A United States Supreme Court on Thursday refused a petition by the U.S. Department of Justice to put on hold Texas’s restrictive abortion law, which bars the procedure as early as six weeks into pregnancy.
The U.S. Fifth Court of Appeal said the law could stay in effect pending “expedited” further proceedings in the high profile legal challenge.
The Texas abortion law, which took effect on Sept. 1, makes no exceptions for pregnancies caused by rape or incest.
It also lets ordinary citizens enforce the ban, rewarding them at least $10,000 if they successfully sue anyone who helped provide an abortion after fetal cardiac activity is detected.
On October 3, women in the U.S marched by the thousands on the Supreme Court, the Texas Capitol and cities across the country to protest increasing state restrictions on abortion and advocate for maintaining a constitutional right to the procedure.

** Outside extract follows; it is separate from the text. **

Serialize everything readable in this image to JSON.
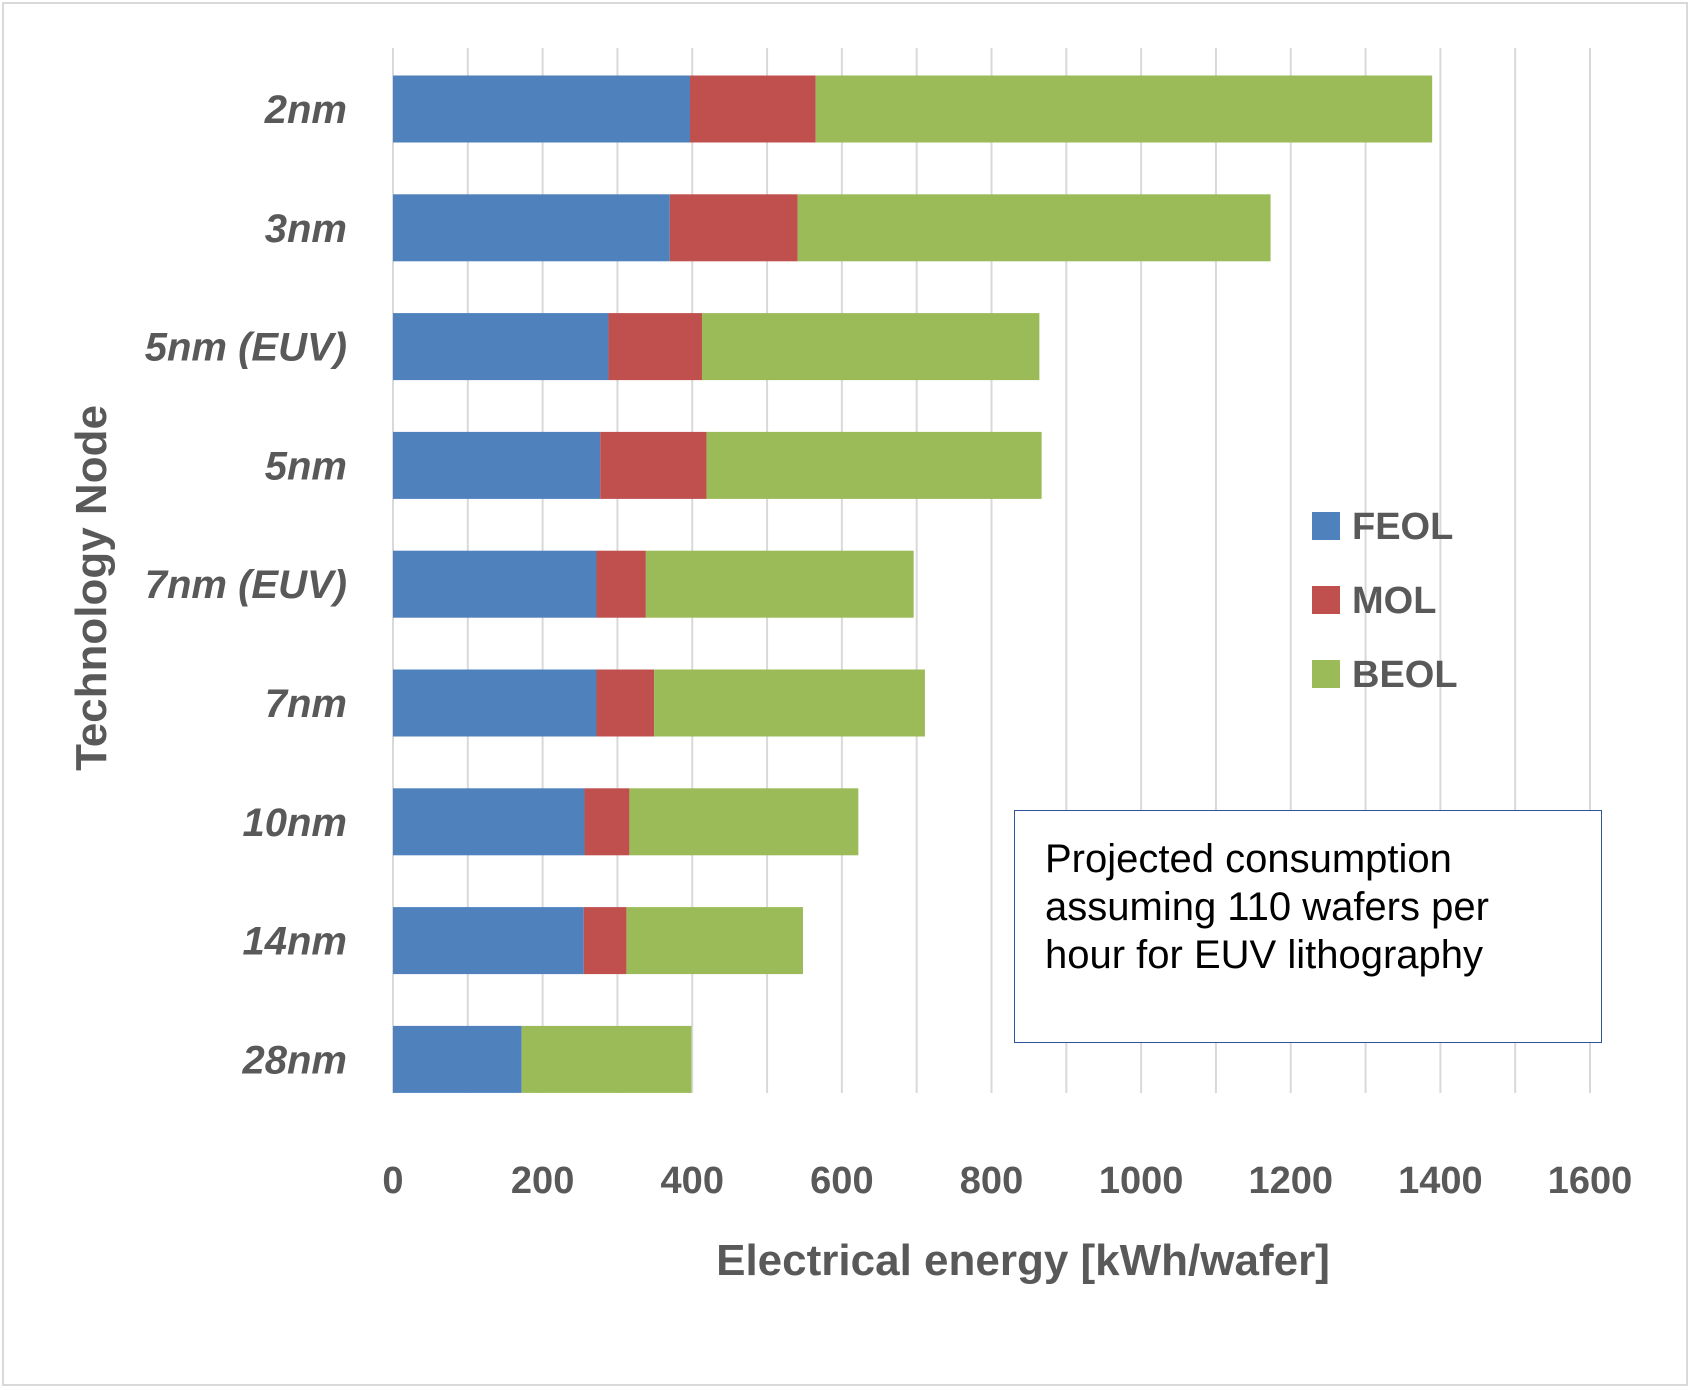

“No matter where you live, no matter where you are, this moment is dark,” Alexis McGill Johnson, president of Planned Parenthood, told the crowd at the “Rally for Abortion Justice” in Washington.
The law relies on ordinary citizens to enforce the ban, which makes no exceptions for rape or incest, rewarding them at least $10,000 if they successfully sue anyone who helped provide an illegal abortion.
Some of the demonstrators said the law would backfire on legislators. “I think more people believe in the issue of providing safe abortions than our legislature realizes,” said Andrea Roberts, 49, an Austin preschool director.
“Abort Abbott” appeared on several of the demonstrators’ signs and T-shirts, while others sported the Texas state slogan, “Come and Take It” next to a drawing of a uterus.
If the court overturns the precedent, abortion access would no longer be protected by the Constitution, leaving states free to ban it, limit it or allow it without restrictions.
The justices, in a 5-4 decision on September 1, already denied a request from abortion and women’s health providers to block enforcement of the Texas law.